В конце апреля мы перешли на большую сцену. Там уже стояла декорация. В «Вишневом саде» действительно все крутится вокруг вишневого сада. Как в детском хороводе – а сад в середине. Левенталь сделал на сцене большой объемный круг – такую «клумбу-каравай». На этой клумбе вся жизнь. От детских игрушек и мебели до крестов на могилах. Тут же и несколько вишневых деревьев (кстати, и в жизни, когда они не цветут, они почти уродливы – маленькие, кряжистые, узловатые). И – белый цвет. Кисейные развевающиеся занавески. «…утренник, мороз в три градуса, а вишня вся в цвету». Озноб. Легкие белые платья. Беспечность. Цвет цветущей вишни – символ жизни, и цвет белых платьев, как саванов, – символ смерти. Круг замыкается.

То, что, казалось, мы уже нашли, репетируя на малой сцене, – на большой все потерялось. Начинаем с начала первого акта. Опять Эфрос ходит вместе с нами по сцене и за нас читает текст. Главное – очень внимательно за ним следить и ничего не упустить. Теперь я понимаю, что первый акт – это вихрь бессмысленных поступков и слов. Словами прикрывают истинное страдание. Но иногда сдерживаемое страдание вырывается криком: «Гриша! Мой мальчик!.. Гриша!.. Сын! Утонул!..» И сразу: «Для чего? Для чего?!» – это спрашивать надо очень конкретно – почему именно на меня такие беды. А потом, смахнув слезы, почти ерничая: «Там Аня спит, а я поднимаю шум».
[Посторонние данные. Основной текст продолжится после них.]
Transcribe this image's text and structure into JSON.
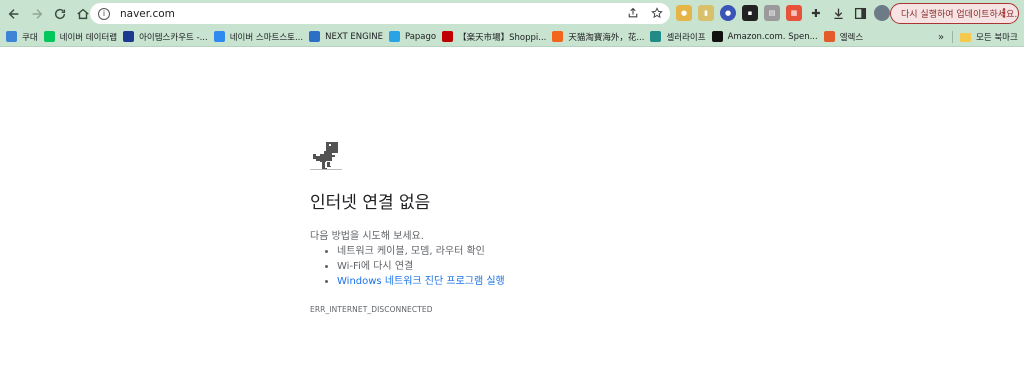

Нас, исполнителей, потом будут упрекать в однозначности, в марионеточности, да и сам Эфрос в своей книжке будет вздыхать об объемности ролей и где, мол, в Москве взять актера на роль Гаева, который сыграл бы объемное? Разве что Смоктуновский… Потом мы увидим Смоктуновского в роли Гаева в телевизионном спектакле, а Эфрос уже настолько привыкнет к нам, что скажет: не нужен нам никакой Смоктуновский, Виктор Штернберг играет Гаева прекрасно и точно. Объемно играть можно, но сразу теряется ритм. Ведь объем натурализма «Вишневого сада» в Художественном театре, как известно, не нравился Чехову.

Андрей Белый о пьесах Чехова писал: «натурализм, истончившийся до символа». А разве можно играть объемно символ? Сразу скатишься в быт. «Вишневый сад» – пьеса не о дворянах и не об интеллигентах, а о марионетках. Только марионеточный водевиль усложняется темой смерти. Эту формулировку я для себя придумала в начале репетиций. Позже, спустя несколько лет, мы стали играть более объемно, но из спектакля что-то ушло.